Sets trades the windowed interface that your are used to for an optional one that looks more like a tabbed browser. It’s just another way of working within Windows.
Sets will be applied to Timeline, so in addition to the Web pages and apps you were working on, Timeline will show Sets, too. As more apps will contribute to the Microsoft Graph, those apps would show up within Timeline. Cortana will make an appearance within Timeline, too, suggesting what she thinks you might want to work on.
There’s one interesting feature that will change the behavior of Sets, but also Windows, too: ALT+TAB. While the current Alt+TAB keyboard command switches between apps, it sounds like you’ll at least have the option to do something new: use Alt+TAB to switch between tabs within Sets.
Other few mobile strategies and updates by Microsoft
Microsoft has some updates planned for other Windows and Office apps, too. Teams, the collaborative Slack competitor that Microsoft began rolling out in 2017, will gain new APIs and deeper SharePoint integration. Both Outlook and Teams will also see new Adaptive Cards arrive, the name Microsoft uses for the snippets of text and graphics that can allow developers to create rich interactive content—allowing, for example, someone to approve an expense report without leaving Teams. Expect more on PowerBI visualizations in Excel, as well as updates on Windows Machine Learning (Windows ML) to smarten up Windows and your other devices.
All of the intelligence Microsoft is adding to apps is part of the Microsoft Graph, part of the comprehensive matrix of information Microsoft began talking about three years ago. Microsoft calls the Graph a way for developers “to connect the dots between people, conversations, schedules, and content within the Microsoft cloud,” and add insights.

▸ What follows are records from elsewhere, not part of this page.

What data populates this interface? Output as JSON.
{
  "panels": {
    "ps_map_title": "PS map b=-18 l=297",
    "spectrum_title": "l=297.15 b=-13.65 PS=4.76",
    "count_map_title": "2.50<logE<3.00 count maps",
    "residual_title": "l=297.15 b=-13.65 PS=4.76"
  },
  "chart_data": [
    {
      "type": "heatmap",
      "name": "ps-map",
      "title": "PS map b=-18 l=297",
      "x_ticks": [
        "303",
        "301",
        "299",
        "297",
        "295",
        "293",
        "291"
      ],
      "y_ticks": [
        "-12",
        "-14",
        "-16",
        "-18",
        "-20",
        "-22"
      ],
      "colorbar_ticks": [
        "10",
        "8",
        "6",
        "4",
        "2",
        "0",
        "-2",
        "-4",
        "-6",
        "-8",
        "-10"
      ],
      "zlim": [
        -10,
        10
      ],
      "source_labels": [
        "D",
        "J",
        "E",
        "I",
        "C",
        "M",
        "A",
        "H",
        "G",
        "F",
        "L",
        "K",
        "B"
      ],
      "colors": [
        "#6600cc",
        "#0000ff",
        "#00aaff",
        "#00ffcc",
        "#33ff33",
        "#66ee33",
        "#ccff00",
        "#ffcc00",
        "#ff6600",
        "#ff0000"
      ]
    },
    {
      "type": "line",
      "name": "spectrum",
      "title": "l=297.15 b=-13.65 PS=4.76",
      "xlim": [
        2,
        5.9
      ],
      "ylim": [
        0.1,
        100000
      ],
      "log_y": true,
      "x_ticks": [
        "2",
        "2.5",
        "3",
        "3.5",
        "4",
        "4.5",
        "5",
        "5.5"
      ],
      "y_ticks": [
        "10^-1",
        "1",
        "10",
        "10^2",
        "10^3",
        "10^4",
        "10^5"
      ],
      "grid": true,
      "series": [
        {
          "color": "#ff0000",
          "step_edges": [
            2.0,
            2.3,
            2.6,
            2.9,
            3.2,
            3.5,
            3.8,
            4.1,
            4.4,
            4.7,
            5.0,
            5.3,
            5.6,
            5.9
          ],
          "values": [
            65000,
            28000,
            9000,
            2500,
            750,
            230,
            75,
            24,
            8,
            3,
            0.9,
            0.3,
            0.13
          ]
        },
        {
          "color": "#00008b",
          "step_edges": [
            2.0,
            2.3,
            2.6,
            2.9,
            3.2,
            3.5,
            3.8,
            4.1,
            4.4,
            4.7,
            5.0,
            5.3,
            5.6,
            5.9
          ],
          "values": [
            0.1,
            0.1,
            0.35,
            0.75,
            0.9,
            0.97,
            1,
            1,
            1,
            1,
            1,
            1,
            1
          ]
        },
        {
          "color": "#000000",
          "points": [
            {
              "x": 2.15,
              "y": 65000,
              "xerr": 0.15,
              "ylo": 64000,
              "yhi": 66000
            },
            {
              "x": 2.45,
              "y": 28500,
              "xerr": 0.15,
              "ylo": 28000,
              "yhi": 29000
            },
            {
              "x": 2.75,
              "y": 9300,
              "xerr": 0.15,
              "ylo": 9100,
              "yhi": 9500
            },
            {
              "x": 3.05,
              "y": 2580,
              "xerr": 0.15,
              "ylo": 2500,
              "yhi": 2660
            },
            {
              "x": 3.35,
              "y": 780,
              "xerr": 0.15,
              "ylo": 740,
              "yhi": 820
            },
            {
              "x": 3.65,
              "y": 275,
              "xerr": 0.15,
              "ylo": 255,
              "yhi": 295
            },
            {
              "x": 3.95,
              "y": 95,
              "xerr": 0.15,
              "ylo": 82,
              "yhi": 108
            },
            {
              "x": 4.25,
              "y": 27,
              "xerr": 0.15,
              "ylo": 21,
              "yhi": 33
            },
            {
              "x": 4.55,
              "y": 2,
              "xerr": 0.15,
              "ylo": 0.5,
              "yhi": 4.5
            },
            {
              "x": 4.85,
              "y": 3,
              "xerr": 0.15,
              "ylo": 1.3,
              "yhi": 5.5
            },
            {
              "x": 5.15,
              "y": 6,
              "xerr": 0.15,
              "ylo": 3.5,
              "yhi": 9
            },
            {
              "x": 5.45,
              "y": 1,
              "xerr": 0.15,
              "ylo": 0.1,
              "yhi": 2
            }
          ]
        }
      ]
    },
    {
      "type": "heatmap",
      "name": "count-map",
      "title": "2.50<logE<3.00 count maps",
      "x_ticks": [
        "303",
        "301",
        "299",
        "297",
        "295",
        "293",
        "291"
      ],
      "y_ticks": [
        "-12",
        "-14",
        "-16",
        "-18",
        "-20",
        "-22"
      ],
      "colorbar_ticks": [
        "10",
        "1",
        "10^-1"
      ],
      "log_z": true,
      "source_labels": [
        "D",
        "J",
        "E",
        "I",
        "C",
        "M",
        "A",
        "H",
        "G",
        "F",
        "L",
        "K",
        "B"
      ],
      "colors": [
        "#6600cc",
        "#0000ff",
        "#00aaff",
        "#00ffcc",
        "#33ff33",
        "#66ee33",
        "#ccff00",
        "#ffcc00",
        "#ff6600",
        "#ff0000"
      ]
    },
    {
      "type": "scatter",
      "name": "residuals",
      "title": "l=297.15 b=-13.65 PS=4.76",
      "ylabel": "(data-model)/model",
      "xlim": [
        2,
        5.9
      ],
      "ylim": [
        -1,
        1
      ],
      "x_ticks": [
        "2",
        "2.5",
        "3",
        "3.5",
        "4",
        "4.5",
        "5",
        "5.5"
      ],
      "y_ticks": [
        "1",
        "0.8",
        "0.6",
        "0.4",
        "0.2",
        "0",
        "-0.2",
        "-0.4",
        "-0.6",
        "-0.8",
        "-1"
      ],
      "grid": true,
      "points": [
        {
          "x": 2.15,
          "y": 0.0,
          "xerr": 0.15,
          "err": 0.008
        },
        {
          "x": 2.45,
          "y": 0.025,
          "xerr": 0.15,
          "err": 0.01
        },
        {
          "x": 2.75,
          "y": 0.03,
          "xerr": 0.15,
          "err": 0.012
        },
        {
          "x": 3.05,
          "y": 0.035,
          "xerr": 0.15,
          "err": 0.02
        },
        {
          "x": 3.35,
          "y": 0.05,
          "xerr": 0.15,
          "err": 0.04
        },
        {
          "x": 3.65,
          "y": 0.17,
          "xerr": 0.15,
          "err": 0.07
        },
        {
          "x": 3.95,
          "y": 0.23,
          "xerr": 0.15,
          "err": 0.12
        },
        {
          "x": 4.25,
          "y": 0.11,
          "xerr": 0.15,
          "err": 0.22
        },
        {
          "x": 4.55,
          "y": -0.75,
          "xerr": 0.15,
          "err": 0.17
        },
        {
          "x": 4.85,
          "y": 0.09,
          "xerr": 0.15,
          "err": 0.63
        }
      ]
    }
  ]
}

Also in a bid to entice more Windows apps from third-party developers, Microsoft plans to aggressively raise the revenue cut that developers can earn—up to 95 percent in certain cases, Developers will get 85 percent of revenue if Microsoft sends a user to the Store and buys an app, and 95 percent if they find it with the developers’ help and this will undoubtedly be more exciting for the developers by the prospect of making more money.
With these various ways Microsoft is using its mobile strategy to enhance its windows like app for smartphones.